Igual que en el taller del zapatero hay zapatos, o en la fragua hierro para fundir, en la taberna y en la bodega hay vino y, en ocasiones, hubo hasta orujo allí destilado. En el torno se fabrican recipientes de madera y en la sala de la industria textil se tejen colchas. Del hórreo cuelgan riestras de maíz y en el molino suele haber grano. Pero esto no es ningún secreto, cualquiera que se haya interesado en revisar las guías del museo encontrará éstas y otras explicaciones mucho más detalladas de lo que se ofrece en sus instalaciones. Nadie que conozca el mundo de la etnografía se sorprendería ante la riqueza de productos del campo con los que el museo creado por Pepe el Ferreiro trata de documentar la memoria y el modo de vida de una comarca. Hay que saber poco de museos para hacer una interpretación tan sesgada de algo que cualquier etnógrafo defendería como parte fundamental de los contenidos.

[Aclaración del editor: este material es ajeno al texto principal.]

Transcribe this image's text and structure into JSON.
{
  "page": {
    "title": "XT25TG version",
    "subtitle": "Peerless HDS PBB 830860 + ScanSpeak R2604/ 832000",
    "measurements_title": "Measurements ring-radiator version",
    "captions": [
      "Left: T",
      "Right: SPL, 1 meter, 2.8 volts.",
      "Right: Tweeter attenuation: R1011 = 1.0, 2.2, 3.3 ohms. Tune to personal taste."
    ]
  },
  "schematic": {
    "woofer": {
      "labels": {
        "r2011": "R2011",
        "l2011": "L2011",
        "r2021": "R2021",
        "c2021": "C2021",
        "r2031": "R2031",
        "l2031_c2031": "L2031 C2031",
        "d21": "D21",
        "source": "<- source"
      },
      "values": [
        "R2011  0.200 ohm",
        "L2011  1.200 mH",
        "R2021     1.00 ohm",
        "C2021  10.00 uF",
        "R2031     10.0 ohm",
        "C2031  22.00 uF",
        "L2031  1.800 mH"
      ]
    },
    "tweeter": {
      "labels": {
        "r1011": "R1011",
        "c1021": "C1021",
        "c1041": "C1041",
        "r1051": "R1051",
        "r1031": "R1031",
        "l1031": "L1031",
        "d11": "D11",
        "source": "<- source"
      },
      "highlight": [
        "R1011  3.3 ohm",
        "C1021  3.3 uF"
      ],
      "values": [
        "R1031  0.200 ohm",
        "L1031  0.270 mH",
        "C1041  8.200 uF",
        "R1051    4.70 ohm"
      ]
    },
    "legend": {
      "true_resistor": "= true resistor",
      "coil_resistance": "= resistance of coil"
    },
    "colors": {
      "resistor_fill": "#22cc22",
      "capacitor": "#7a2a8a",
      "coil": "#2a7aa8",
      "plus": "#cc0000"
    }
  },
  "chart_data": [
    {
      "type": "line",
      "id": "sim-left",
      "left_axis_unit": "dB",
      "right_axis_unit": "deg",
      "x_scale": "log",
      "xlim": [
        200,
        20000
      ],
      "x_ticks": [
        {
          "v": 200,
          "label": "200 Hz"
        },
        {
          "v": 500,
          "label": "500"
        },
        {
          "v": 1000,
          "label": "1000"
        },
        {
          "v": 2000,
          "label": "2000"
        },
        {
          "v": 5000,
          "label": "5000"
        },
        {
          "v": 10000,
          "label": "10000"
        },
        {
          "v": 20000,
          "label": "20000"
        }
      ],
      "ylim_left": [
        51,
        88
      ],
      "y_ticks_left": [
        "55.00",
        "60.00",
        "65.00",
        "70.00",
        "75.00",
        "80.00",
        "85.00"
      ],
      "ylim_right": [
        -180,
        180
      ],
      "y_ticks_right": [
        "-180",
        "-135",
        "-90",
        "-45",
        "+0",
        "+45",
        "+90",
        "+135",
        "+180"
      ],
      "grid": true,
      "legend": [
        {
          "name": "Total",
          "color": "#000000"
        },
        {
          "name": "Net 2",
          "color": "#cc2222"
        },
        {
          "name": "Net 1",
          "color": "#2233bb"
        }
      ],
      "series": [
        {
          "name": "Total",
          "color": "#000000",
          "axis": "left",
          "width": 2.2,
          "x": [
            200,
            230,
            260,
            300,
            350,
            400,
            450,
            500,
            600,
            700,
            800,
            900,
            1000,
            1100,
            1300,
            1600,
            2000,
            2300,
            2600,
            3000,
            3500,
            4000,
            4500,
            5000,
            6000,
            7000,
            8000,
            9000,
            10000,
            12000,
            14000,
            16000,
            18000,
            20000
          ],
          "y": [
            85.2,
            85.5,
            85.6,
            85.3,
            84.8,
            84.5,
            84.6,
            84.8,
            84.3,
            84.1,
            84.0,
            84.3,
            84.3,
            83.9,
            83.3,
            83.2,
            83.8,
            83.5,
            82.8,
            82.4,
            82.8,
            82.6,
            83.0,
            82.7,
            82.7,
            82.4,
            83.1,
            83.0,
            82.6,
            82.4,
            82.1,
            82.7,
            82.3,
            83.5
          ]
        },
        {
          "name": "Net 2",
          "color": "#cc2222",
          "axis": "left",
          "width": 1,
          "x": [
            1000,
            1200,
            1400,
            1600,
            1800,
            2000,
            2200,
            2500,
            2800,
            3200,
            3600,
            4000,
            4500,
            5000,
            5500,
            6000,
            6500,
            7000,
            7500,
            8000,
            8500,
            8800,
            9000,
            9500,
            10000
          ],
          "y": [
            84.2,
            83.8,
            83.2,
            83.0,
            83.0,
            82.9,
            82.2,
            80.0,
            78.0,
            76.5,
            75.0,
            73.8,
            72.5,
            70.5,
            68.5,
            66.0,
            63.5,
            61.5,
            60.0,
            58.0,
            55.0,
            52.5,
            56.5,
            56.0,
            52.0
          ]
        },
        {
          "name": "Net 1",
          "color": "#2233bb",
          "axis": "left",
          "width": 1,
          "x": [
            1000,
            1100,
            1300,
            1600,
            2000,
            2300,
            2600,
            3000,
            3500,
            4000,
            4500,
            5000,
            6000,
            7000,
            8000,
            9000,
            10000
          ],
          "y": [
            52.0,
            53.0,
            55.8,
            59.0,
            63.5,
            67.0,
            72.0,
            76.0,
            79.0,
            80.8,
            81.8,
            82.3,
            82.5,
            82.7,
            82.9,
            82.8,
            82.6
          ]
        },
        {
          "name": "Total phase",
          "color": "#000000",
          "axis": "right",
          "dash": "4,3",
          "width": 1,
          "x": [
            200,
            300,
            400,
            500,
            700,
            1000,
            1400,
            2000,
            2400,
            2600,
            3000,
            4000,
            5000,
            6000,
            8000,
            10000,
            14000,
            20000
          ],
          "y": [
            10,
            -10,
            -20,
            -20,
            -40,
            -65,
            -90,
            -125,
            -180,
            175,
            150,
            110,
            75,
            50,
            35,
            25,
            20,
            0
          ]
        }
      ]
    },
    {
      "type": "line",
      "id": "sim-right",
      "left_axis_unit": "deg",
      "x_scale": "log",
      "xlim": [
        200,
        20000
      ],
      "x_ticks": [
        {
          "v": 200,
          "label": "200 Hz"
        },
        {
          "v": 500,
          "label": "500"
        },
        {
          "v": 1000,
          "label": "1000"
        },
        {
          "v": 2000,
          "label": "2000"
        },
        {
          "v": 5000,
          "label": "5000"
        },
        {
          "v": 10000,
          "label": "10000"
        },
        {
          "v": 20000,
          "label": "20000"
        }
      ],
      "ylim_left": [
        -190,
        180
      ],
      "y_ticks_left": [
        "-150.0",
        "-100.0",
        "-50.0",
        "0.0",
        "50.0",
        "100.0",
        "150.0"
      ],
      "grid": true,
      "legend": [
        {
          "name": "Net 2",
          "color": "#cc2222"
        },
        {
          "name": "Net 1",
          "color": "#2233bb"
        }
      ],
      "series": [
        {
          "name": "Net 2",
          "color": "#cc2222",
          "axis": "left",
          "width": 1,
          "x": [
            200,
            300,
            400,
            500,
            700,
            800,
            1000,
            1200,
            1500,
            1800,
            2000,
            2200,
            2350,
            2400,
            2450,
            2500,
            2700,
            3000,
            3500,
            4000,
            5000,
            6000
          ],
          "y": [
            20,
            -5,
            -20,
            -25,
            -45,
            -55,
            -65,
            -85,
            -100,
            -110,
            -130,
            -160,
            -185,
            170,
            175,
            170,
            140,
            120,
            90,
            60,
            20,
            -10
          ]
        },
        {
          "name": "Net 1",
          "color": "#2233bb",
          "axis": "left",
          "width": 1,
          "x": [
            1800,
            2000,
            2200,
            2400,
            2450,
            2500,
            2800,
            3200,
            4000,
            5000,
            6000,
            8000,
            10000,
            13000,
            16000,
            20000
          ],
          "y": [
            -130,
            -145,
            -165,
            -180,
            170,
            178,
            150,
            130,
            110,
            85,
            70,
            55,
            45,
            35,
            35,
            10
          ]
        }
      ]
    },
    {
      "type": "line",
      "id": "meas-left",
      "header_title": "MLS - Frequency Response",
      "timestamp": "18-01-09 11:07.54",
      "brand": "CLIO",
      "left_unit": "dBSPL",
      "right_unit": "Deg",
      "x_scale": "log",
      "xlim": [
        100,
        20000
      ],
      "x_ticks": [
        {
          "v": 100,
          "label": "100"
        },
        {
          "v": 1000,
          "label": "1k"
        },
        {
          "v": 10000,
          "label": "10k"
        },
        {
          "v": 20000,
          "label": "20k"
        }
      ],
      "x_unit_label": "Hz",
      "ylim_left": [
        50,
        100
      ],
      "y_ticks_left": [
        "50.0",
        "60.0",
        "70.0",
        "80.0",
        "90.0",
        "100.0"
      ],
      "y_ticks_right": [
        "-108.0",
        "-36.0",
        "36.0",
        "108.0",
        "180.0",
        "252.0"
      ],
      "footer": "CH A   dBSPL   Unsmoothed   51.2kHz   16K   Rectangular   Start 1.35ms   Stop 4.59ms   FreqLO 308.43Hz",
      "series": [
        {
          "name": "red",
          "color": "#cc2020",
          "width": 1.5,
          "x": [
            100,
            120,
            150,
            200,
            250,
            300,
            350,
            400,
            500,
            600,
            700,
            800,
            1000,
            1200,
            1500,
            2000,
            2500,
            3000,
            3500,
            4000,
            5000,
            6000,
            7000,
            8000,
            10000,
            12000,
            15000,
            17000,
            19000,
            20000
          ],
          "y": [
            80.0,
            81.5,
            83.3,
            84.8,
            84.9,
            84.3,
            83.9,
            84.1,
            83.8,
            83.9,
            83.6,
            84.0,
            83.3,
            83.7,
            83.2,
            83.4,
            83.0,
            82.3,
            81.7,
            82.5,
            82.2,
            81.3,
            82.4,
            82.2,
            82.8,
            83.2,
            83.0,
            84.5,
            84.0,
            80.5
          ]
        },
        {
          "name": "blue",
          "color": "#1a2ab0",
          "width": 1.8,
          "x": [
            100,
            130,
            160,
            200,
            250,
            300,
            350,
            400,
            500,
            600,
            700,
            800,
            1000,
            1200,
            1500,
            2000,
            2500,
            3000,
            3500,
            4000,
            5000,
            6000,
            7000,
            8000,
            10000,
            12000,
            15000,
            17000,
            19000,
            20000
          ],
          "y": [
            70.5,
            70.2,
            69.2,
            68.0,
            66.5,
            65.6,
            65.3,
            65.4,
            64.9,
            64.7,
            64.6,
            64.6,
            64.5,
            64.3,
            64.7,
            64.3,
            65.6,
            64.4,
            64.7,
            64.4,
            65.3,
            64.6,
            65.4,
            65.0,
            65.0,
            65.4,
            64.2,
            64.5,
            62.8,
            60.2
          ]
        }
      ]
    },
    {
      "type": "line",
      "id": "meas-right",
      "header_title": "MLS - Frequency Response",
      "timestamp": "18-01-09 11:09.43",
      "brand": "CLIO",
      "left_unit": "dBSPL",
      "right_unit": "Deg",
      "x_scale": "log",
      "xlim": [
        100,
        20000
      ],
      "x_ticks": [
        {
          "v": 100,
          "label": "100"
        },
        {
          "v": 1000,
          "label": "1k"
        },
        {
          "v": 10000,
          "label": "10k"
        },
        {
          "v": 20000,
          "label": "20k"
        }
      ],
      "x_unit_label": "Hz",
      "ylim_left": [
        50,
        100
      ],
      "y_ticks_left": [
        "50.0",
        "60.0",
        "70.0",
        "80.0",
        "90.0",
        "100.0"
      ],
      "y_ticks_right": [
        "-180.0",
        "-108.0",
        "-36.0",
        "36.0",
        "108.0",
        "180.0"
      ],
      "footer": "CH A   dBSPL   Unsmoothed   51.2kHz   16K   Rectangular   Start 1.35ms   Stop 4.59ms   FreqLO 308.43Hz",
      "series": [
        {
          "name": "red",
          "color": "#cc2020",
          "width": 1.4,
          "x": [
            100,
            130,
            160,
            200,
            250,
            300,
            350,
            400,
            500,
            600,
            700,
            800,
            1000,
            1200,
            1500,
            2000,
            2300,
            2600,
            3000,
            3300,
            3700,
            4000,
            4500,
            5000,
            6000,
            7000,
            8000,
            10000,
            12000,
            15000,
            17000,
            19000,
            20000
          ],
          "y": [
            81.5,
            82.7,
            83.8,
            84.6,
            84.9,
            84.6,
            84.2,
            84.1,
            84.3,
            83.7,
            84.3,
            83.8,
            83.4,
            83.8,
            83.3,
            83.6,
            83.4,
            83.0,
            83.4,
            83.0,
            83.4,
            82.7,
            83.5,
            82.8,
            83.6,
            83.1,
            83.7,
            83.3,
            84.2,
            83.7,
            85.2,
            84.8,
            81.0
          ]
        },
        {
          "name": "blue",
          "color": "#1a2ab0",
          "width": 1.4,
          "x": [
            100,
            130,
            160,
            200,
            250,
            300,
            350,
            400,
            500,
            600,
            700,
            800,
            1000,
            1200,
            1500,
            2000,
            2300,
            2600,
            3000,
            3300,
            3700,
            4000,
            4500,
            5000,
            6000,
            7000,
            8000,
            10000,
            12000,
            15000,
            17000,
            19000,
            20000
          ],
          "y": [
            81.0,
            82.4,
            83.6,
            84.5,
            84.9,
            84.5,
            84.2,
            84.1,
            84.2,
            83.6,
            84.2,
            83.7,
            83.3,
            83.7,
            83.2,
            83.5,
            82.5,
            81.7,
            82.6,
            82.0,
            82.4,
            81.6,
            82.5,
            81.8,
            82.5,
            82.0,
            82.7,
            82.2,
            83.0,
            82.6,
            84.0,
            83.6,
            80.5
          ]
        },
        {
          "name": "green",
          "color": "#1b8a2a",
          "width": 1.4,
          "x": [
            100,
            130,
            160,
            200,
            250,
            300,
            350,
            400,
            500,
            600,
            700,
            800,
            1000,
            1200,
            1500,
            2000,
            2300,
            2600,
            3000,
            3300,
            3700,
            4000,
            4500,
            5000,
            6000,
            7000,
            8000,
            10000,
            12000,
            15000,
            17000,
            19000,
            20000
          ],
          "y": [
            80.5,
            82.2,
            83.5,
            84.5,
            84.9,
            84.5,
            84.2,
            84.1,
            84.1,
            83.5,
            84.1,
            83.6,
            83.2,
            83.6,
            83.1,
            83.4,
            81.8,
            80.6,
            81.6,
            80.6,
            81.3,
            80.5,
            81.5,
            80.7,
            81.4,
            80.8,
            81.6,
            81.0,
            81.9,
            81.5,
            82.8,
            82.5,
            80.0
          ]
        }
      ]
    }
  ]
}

Por tanto, las nueces como las barricas de vino no son un bien denunciable sino algo imprescindible. En muchos museos etnográficos europeos los productos no sólo se cultivan y se recogen, también se venden o se consumen allí mismo. Son parte de un recurso para mantener la producción y los modos antiguos de trabajar. El visitante suele agradecer esta actividad y lo demuestra adquiriendo alguno de los productos allí elaborados.